Politicians and a few writers on the extreme right in Europe have sought their fifteen minutes of fame by denying the reality of the deliberate murder of six million Jews between 1933 and 1945. Denial can take various forms, from asserting that many fewer than six million died or that Hitler and the Nazis had no official plan for genocide to the notion that the gas chambers did not exist. Holocaust denial has become the model for those who want to lie about history; its promoters simply refuse to admit the validity of eyewitness accounts of victims and of those who liberated the concentration camps as well as the subsequent painstaking historical research that has established the names and numbers of those killed and traced the means and motives of the perpetrators in excruciating detail. Although historians can and do disagree about how best to interpret the Holocaust, no serious scholar or reader of history doubts the truth that these murders were deliberate and took place on a mass scale.
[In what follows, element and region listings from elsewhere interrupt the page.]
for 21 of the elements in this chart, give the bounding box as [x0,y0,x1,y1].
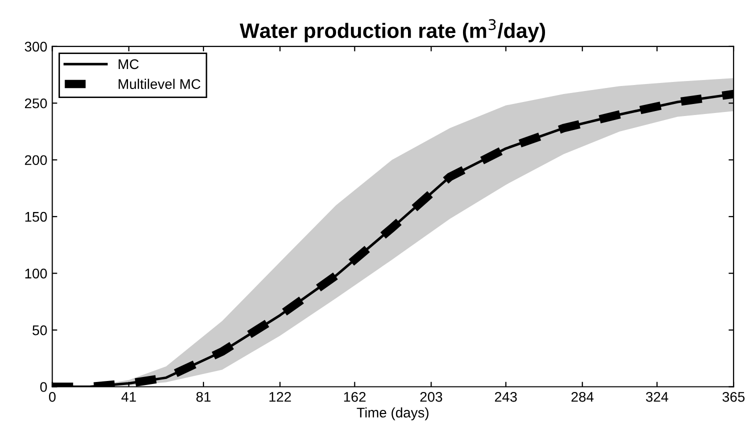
x-tick-label: 365 [722,392,745,402]
x-tick-label: 0 [48,392,56,402]
x-tick-label: 162 [344,392,366,402]
x-tick-label: 203 [420,392,442,402]
y-tick-label: 50 [32,325,47,336]
x-tick-label: 243 [494,392,517,402]
x-tick-label: 284 [571,392,594,402]
y-tick-label: 0 [40,382,47,392]
y-tick-label: 200 [24,155,47,166]
x-tick-label: 122 [269,392,291,402]
x-axis-title: Time (days) [356,407,428,420]
y-tick-label: 150 [25,212,47,222]
y-tick-label: 300 [24,42,47,52]
y-tick-label: 100 [25,268,47,278]
x-tick-label: 41 [121,392,136,402]
y-tick-label: 250 [24,98,47,108]
x-tick-label: 81 [196,392,211,402]
chart-title: Water production rate (m$^{3}$/day) [240,19,546,42]
legend-label: MC [118,59,139,70]
x-tick-label: 324 [646,392,668,402]
legend-label: Multilevel MC [118,78,200,90]
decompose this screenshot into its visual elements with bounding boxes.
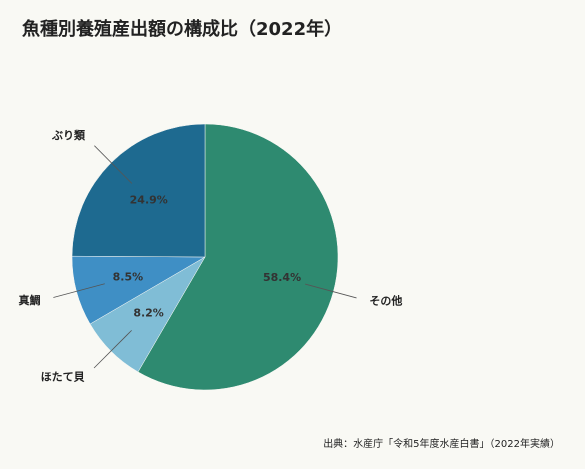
slice-label: 真鯛 [19,293,41,307]
slice-label: ほたて貝 [41,370,85,383]
chart-title: 魚種別養殖産出額の構成比（2022年） [22,18,342,40]
slice-label: ぶり類 [51,128,86,142]
leader-line [305,283,357,299]
leader-line [53,283,105,298]
data-label: 58.4% [263,271,301,284]
data-label: 8.5% [113,271,144,284]
data-label: 24.9% [130,193,168,206]
leader-line [93,330,132,369]
data-label: 8.2% [133,306,164,319]
slice-label: その他 [369,293,402,307]
leader-line [94,145,133,184]
source-note: 出典：水産庁「令和5年度水産白書」（2022年実績） [323,437,560,450]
Yet despite repeated refutations based on mountains of documentation, and despite the exemplary official and unofficial German efforts to come to terms with those crimes, Holocaust denial still percolates across Europe and the rest of the world, often via social media such as Facebook.
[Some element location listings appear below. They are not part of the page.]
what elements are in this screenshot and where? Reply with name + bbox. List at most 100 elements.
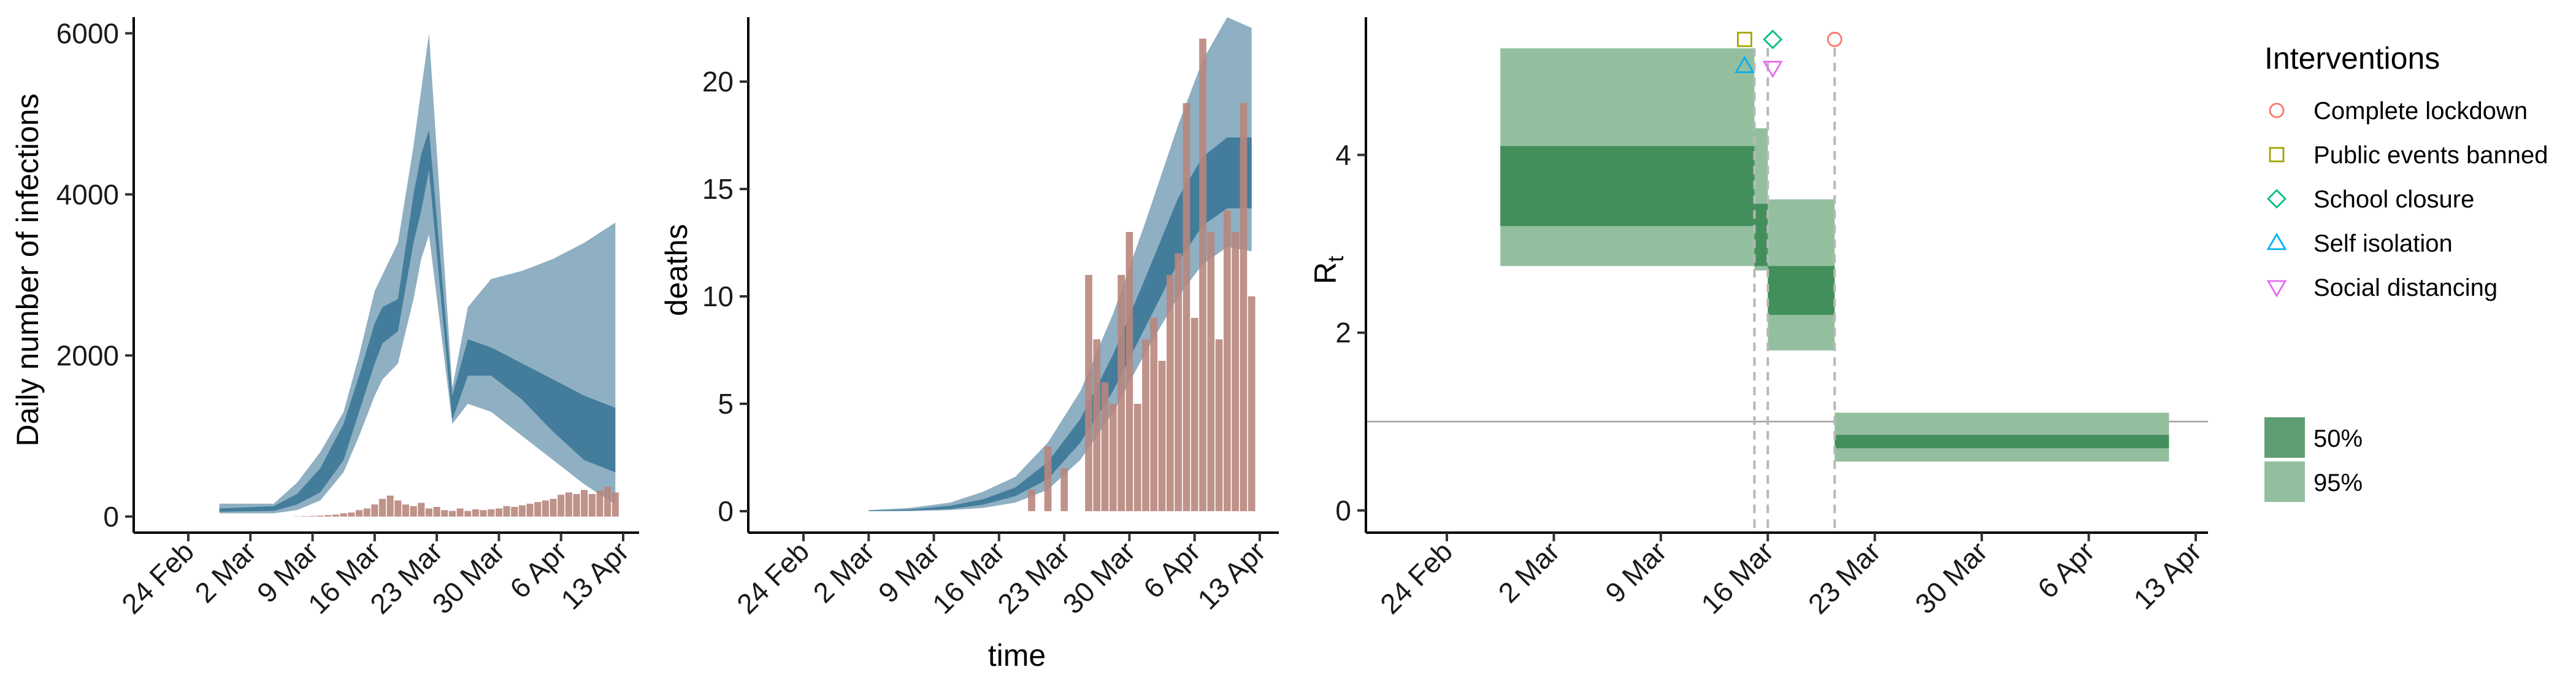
y-tick-label: 0 — [103, 501, 119, 533]
observed-bar — [495, 508, 502, 517]
rt-segments — [1500, 48, 2169, 462]
observed-bar — [402, 504, 409, 517]
observed-bar — [1215, 339, 1223, 511]
deaths-x-axis-label: time — [988, 638, 1046, 673]
legend-entry-label: Public events banned — [2313, 142, 2548, 169]
y-tick-label: 0 — [1335, 495, 1351, 527]
legend-marker — [2267, 189, 2287, 209]
ci95-area — [219, 33, 616, 514]
observed-bar — [441, 510, 448, 517]
observed-bar — [456, 508, 464, 517]
observed-bar — [1224, 210, 1231, 511]
observed-bar — [1158, 361, 1166, 511]
infections-ci95-band — [219, 33, 616, 514]
observed-bar — [464, 511, 472, 517]
intervention-marker — [1737, 31, 1752, 47]
x-tick-label: 2 Mar — [1492, 535, 1566, 609]
legend: Interventions Complete lockdown Public ev… — [2264, 41, 2548, 502]
rt-ci50-segment — [1834, 434, 2169, 449]
observed-bar — [356, 510, 363, 517]
infections-ci50-band — [219, 129, 616, 512]
infections-y-axis-label: Daily number of infections — [10, 93, 45, 446]
legend-entry-label: School closure — [2313, 186, 2474, 213]
observed-bar — [1199, 39, 1206, 511]
observed-bar — [324, 515, 332, 517]
rt-y-axis-label: Rt — [1308, 256, 1348, 284]
observed-bar — [394, 500, 402, 517]
observed-bar — [1125, 232, 1133, 511]
observed-bar — [1101, 382, 1109, 511]
observed-bar — [371, 504, 378, 517]
x-tick-label: 13 Apr — [2127, 535, 2207, 615]
y-tick-label: 2000 — [56, 339, 119, 371]
observed-bar — [558, 495, 565, 517]
observed-bar — [1133, 404, 1141, 511]
x-tick-label: 2 Mar — [807, 535, 880, 609]
x-tick-label: 16 Mar — [1695, 535, 1779, 620]
rt-ci50-segment — [1500, 146, 1755, 226]
legend-marker — [2266, 233, 2287, 250]
legend-entry-label: Complete lockdown — [2313, 98, 2528, 125]
legend-entry-label: Self isolation — [2313, 230, 2453, 257]
y-tick-label: 2 — [1335, 317, 1351, 349]
x-tick-label: 23 Mar — [1802, 535, 1887, 620]
observed-bar — [573, 494, 580, 517]
rt-y-axis-label-main: R — [1308, 262, 1343, 284]
observed-bar — [588, 494, 596, 517]
observed-bar — [472, 509, 479, 517]
x-tick-label: 9 Mar — [1599, 535, 1673, 609]
observed-bar — [418, 503, 425, 517]
observed-bar — [301, 516, 309, 517]
infections-observed-bars — [293, 487, 619, 517]
observed-bar — [1232, 232, 1239, 511]
x-tick-label: 30 Mar — [1056, 535, 1141, 620]
y-tick-label: 10 — [702, 280, 734, 312]
observed-bar — [1240, 103, 1248, 511]
x-tick-label: 24 Feb — [730, 535, 815, 620]
legend-marker — [2269, 102, 2285, 118]
intervention-marker — [1735, 55, 1755, 74]
y-tick-label: 6000 — [56, 17, 119, 49]
y-tick-label: 4000 — [56, 179, 119, 210]
x-tick-label: 16 Mar — [926, 535, 1011, 620]
observed-bar — [511, 507, 518, 517]
intervention-marker — [1827, 31, 1842, 47]
deaths-y-axis-label: deaths — [659, 224, 694, 316]
observed-bar — [378, 498, 386, 517]
y-tick-label: 20 — [702, 66, 734, 98]
observed-bar — [503, 506, 510, 517]
x-tick-label: 6 Apr — [2031, 535, 2101, 604]
x-tick-label: 13 Apr — [554, 535, 635, 615]
observed-bar — [1110, 404, 1117, 511]
x-tick-label: 30 Mar — [1909, 535, 1993, 620]
rt-y-axis-label-sub: t — [1323, 256, 1348, 262]
observed-bar — [348, 512, 355, 517]
observed-bar — [1060, 468, 1068, 511]
rt-panel: 0 2 4 24 Feb 2 Mar 9 Mar 16 Mar 23 Mar 30 Mar 6 A… — [1308, 17, 2208, 620]
y-tick-label: 5 — [718, 388, 734, 420]
observed-bar — [309, 515, 316, 517]
observed-bar — [1150, 318, 1158, 511]
intervention-marker — [1763, 29, 1783, 50]
x-tick-label: 13 Apr — [1191, 535, 1271, 615]
deaths-observed-bars — [1028, 39, 1255, 511]
observed-bar — [1207, 232, 1215, 511]
rt-ci50-segment — [1768, 266, 1835, 315]
observed-bar — [488, 509, 495, 517]
observed-bar — [565, 492, 572, 517]
legend-entry-label: Social distancing — [2313, 274, 2497, 301]
legend-band-label: 50% — [2313, 425, 2363, 452]
rt-ci50-segment — [1754, 204, 1768, 266]
y-tick-label: 0 — [718, 495, 734, 527]
x-tick-label: 23 Mar — [991, 535, 1076, 620]
observed-bar — [363, 508, 370, 517]
deaths-ci50-band — [868, 137, 1252, 511]
observed-bar — [526, 503, 534, 517]
legend-title: Interventions — [2264, 41, 2440, 75]
legend-entries: Complete lockdown Public events banned Sch… — [2266, 98, 2548, 301]
observed-bar — [604, 487, 611, 517]
observed-bar — [448, 511, 456, 517]
x-tick-label: 24 Feb — [115, 535, 200, 620]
Blatant lying about history has become more common owing to the influence of social media. The world-wide web has enabled historical lies to flourish because on the internet virtually anyone can post anything under any name, without prior scrutiny and with no possible sanction. The most outlandish claims circulate widely and gain a measure of credibility just because they are circulating. In this situation, insisting on historical truth has become a necessary act of civic courage.
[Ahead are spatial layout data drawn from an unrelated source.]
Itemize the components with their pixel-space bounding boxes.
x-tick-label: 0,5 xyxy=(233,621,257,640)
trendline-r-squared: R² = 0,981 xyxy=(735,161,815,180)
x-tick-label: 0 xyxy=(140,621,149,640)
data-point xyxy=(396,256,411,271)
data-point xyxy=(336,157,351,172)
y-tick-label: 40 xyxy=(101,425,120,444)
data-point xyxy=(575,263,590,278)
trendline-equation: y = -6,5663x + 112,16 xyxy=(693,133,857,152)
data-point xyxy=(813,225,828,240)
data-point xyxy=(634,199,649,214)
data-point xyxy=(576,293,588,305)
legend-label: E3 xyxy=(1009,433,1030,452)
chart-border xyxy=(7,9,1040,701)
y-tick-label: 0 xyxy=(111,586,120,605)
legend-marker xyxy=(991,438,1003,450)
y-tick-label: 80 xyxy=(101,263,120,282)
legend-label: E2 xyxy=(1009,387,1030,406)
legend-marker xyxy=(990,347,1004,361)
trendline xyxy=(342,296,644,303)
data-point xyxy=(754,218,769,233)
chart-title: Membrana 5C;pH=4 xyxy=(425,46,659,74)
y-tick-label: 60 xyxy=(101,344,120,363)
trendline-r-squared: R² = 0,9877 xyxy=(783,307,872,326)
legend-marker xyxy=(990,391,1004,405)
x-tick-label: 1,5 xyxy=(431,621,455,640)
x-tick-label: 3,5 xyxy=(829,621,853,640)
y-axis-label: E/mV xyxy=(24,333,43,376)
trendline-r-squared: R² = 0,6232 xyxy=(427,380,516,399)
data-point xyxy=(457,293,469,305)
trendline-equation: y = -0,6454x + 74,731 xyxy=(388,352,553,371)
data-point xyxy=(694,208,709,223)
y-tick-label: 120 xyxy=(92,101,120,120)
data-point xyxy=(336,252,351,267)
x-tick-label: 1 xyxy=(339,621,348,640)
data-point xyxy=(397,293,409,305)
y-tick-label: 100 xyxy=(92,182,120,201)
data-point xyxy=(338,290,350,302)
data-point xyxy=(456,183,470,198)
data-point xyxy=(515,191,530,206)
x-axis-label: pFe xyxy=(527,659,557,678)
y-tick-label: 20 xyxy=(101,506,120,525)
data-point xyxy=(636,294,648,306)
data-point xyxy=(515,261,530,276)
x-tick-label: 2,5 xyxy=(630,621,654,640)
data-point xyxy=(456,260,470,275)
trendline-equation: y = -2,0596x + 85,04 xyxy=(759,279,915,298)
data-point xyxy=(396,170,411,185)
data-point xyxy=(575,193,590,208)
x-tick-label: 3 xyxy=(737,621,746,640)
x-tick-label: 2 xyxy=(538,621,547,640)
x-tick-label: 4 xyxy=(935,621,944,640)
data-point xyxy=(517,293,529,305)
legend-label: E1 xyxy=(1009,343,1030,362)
Historians are rarely subject to the death threats, fatwas, or actual assassinations that threaten journalists, novelists, and opposition figures in too many places, but they have often found themselves at the center of controversy. Authoritarian governments do not like historians known for insisting on inconvenient truths. The popular French historian Jules Michelet was fired from his teaching position by the government of Louis-Napoleon Bonaparte in 1851 because students sometimes left his rousing lectures shouting anti-government slogans. The police had sent undercover agents to attend his classes and then released doctored copies of his lecture notes in the hopes of tainting his reputation. Several of Michelets colleagues cravenly agreed to censure his teaching to prepare the way for government action. He was then fired from his position at the national archives for refusing to take a loyalty oath after Louis-Napoleon executed a coup against the legislature, which had refused to grant his request for a waiver of his term limit. Michelet, however, was luckier than the hundreds of other opponents of the coup who were arrested and forcibly transported to the penal colony of Cayenne in French Guiana.
As the example of Michelet shows, even normally mild-mannered historians can find themselves in the line of fire in times of political or international crisis. In 1940, Time magazine reported that the author of a popular history textbook in the United States, Harold Rugg, had been accused of being a communist who depicted the United States as a land of unequal opportunity and class conflict. Labeled a subversive because he failed to teach real Americanism, Rugg had his books banned by some school districts and even publicly burned by a school board official in one Ohio town. Textbook authors and in particular textbook publishers will usually go to great lengths to avoid controversy in order to appeal to the broadest possible markets, but as the example of Rugg demonstrates, disputes about historical truth are always lurking around the corner.